Everyone wants better ways to make research data available and to give more credit to the researchers who create and share data. But for a data set to be widely reusable, scientists need to know how the data were produced and what quality-control experiments were performed. They need access to detailed descriptions of the data outputs, file formats, sample identifiers and replication structure. This is hard work that is often poorly rewarded. As a result, potentially valuable data sets go unpublished, or are not fully released to the public or not described in sufficient detail to permit reuse.

To address this need, Nature Publishing Group will next spring launch Scientific Data , an open-access, online-only journal for detailed descriptions of data sets (http://nature.com/scientificdata). This week, Scientific Data announced its first call for submissions (see go.nature.com/1gnd1j). The doors are now open for scientists to submit ‘Data Descriptor’ manuscripts — a new article type that is designed to describe scientifically valuable data sets in a way that will promote data sharing and reuse.

Data Descriptor articles are fully fledged, peer-reviewed scientific publications, and will be listed in major indexing services, thereby giving authors the credit they deserve for sharing their data and making it usable by others. All Data Descriptors will be released under a Creative Commons licence that allows researchers to reuse, re­distribute and remix the articles’ content.
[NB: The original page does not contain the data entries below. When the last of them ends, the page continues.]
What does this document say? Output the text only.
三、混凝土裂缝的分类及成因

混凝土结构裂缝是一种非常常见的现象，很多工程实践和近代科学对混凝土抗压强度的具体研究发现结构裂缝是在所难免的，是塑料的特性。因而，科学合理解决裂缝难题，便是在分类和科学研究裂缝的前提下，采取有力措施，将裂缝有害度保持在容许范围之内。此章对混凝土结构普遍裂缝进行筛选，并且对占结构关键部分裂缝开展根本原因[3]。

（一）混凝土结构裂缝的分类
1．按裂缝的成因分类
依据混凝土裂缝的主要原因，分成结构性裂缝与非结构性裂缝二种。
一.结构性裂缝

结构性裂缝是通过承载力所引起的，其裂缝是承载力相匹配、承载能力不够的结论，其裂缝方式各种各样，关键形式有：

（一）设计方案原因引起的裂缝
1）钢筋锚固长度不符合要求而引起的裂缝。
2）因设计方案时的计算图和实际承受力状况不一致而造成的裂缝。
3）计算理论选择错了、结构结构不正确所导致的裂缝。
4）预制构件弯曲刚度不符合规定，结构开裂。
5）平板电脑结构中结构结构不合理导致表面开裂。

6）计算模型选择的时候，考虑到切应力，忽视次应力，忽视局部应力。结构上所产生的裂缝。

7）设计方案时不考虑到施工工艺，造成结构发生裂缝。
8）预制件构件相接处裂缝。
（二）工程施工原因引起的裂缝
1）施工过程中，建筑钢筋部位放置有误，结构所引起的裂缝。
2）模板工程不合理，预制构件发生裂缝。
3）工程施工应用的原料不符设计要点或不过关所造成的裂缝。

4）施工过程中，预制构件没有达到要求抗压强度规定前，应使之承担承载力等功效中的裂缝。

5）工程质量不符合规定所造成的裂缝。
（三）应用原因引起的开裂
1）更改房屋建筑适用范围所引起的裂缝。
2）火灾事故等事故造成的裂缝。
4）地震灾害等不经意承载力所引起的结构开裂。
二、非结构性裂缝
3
The format of the Data Descriptor includes ‘Technical Validation’ and ‘Usage Notes’ sections. These will allow authors to characterize the quality of the data and to provide advice on their reuse — valuable information that does not always fit into traditional research articles. And, as is the case in other Nature journals, the Methods section will have no length limit, giving authors space to provide detailed, reproducible descriptions of their experiments.

Data Descriptors will link to both related journal articles and data files stored at data repositories, helping readers to navigate easily between research, data descriptions and the actual data. And each Data Descriptor publication will be supported by machine-readable experimental metadata to help advanced users mine and search Scientific Data’s content. Metadata records will be curated by in-house staff to ensure consistent and useful annotation, and will be released in the ISA-Tab format (see S.-A. Sansone et al. Nature Genet. 44, 121–126; 2012).

Peer reviewers of Data Descriptors will focus on the technical rigour of the data-collection procedures, the completeness of the data and alignment with existing community standards. They will check that the data are indeed worth sharing, but will specifically be asked not to base their evaluations on the perceived impact or novelty of the findings associated with the data sets. Scientific Data’s editors have already conducted peer review of a small set of prototype Data Descriptor manuscripts, and have found that scientists adapt quickly to this different peer-review perspective.

What Scientific Data will not be is a new data repository. Rather, it will promote and cooperate with existing community-based repositories, and will combat data fragmentation by ensuring that data sets are deposited in an appropriate repository. Scientific Data is also working with figshare and Dryad, two repositories that accept a wide range of research data types. Integrated data upload is already available with figshare — authors may deposit their data as they submit their Data Descriptor manuscript. Editors and referees will be given secure, confidential access to the data files through the figshare website, and the data will be made public when the Data Descriptor is published.

Scientific Data will not be a place to publish new conclusions or hypothesis-driven analyses, and editors will ask authors to remove material that is beyond the journal’s scope. This will help to ensure that Data Descriptor publications can exist alongside and complement primary research articles. Authors may publish stand-alone Data Descriptors about data sets that have not been used in other publications, or Data Descriptors about data sets published elsewhere but for which a more in-depth description is merited.

Editors of Nature journals have agreed that prior publication of a Data Descriptor will not jeopardize publication of research articles, as long as those articles go beyond a descriptive analysis of the data and report major scientific findings. Scientific Data will initially focus on the life, biomedical and environmental sciences, but may in due course be open to a broader range of scientific disciplines.